The PQ, which won a solid majority in the provincial parliamentary elections, has pledged to hold a referendum in 10 months on the question of secession.Many people in the rest of Canada, upset with what they see as favored treatment of Quebec, might be just as happy to see them go.

But the departure of Quebec may not be nearly as certain as the separatists hope. Despite the PQ's seizure of power in provincial affairs this week, the election may have been less critical than it appears.

First, the PQ received only 45 percent of the total vote cast. While that was enough to win a parliamentary majority, it is far short of what would be needed to win a referendum on secession.

Second, in giving provincial power to the PQ, local voters may have been expressing dissatisfaction with nine years of less-than-effective Liberal Party rule in Quebec, rather than indicating a desire to secede.

Third, the people of Quebec voted in a 1980 referendum on secession and rejected the idea by a 60-40 margin. If Quebec polls are accurate, those same figures would prevail today.

Fourth, if secession were imminent, business leaders in Quebec would start retrenching. But there is no sign of that; most firms continue to push ahead with plans for investment and expansion.

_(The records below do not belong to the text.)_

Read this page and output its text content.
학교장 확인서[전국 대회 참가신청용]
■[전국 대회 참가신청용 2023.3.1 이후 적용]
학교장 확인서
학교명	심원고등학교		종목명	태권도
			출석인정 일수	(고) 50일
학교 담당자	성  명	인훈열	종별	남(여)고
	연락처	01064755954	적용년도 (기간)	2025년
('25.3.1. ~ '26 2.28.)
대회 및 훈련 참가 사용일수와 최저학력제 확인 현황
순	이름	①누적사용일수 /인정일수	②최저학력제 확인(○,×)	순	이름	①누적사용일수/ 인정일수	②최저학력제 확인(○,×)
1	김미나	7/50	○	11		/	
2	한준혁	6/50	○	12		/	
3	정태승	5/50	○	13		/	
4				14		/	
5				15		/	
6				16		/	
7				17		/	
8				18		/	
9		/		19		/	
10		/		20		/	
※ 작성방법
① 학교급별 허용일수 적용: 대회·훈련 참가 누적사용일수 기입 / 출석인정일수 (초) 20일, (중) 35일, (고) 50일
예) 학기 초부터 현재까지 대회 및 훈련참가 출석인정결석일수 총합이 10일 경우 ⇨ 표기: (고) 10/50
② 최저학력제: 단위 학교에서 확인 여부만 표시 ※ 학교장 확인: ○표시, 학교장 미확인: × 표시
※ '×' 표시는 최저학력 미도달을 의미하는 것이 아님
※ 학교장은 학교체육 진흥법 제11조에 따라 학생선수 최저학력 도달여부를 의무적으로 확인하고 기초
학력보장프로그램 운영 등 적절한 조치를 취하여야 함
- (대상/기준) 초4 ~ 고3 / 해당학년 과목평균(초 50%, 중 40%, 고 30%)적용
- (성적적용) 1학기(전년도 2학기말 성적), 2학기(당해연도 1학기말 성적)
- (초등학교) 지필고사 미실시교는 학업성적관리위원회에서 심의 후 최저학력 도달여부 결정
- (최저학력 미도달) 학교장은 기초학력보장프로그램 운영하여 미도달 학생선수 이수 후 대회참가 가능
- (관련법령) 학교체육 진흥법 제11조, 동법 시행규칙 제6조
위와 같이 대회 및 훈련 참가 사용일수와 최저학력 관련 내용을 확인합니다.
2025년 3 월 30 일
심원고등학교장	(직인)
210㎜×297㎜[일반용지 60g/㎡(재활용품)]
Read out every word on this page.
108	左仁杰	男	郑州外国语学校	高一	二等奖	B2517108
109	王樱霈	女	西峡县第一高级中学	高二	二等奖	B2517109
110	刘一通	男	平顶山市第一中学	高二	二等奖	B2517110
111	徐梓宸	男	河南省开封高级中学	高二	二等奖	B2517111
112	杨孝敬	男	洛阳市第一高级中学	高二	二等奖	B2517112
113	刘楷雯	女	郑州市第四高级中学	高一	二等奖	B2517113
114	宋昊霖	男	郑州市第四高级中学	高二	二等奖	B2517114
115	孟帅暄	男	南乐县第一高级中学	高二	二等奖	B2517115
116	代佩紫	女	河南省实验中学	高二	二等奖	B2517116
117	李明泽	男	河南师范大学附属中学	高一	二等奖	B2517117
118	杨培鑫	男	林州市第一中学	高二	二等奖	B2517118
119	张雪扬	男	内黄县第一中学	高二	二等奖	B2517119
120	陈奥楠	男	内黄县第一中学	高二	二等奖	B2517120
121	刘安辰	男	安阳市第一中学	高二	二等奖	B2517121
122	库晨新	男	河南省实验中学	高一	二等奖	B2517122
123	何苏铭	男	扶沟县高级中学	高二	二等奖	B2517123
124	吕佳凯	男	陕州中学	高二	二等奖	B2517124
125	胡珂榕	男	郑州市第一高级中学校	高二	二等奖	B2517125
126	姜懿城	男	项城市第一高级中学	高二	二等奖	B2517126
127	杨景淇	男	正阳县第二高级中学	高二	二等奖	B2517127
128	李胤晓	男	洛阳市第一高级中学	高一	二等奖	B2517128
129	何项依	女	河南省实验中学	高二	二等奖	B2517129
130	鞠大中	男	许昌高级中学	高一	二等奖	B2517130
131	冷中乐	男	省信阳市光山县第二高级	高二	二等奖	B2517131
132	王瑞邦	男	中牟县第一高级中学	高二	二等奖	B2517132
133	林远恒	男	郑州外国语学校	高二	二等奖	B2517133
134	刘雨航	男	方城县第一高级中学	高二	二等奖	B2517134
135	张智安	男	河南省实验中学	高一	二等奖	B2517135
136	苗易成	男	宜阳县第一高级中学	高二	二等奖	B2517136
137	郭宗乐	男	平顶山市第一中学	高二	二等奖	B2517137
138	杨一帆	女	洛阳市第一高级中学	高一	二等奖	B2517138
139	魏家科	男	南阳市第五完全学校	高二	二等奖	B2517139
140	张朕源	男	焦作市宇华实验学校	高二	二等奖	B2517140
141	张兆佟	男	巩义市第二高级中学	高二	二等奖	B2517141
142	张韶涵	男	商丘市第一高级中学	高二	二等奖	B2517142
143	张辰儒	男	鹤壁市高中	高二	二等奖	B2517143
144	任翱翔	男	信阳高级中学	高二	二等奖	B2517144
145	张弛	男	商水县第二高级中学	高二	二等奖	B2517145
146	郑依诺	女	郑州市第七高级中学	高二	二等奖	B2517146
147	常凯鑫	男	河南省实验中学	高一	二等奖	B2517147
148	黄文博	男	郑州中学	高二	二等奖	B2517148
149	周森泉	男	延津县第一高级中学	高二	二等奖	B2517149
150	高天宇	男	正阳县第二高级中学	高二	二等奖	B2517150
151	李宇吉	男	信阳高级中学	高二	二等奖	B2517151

However, the PQ is planning to launch a major campaign over the next 10 months in favor of secession from Canada. If it were to succeed, it would be a blow to Canada. But it would be an even bigger blow to Quebec, despite the dreams and ambitions of PQ enthusiasts.

The PQ seems to believe that if the province were to become independent, Quebec could somehow still maintain all its privileges and advantages in the way of trade, nearly half of Canada's milk quotas, market access, common currency and other Canadian national benefits. That is unlikely.

The people of Quebec proved in 1980 that they were wiser than the separatists in their midst. Evidently they need to send the same message once again.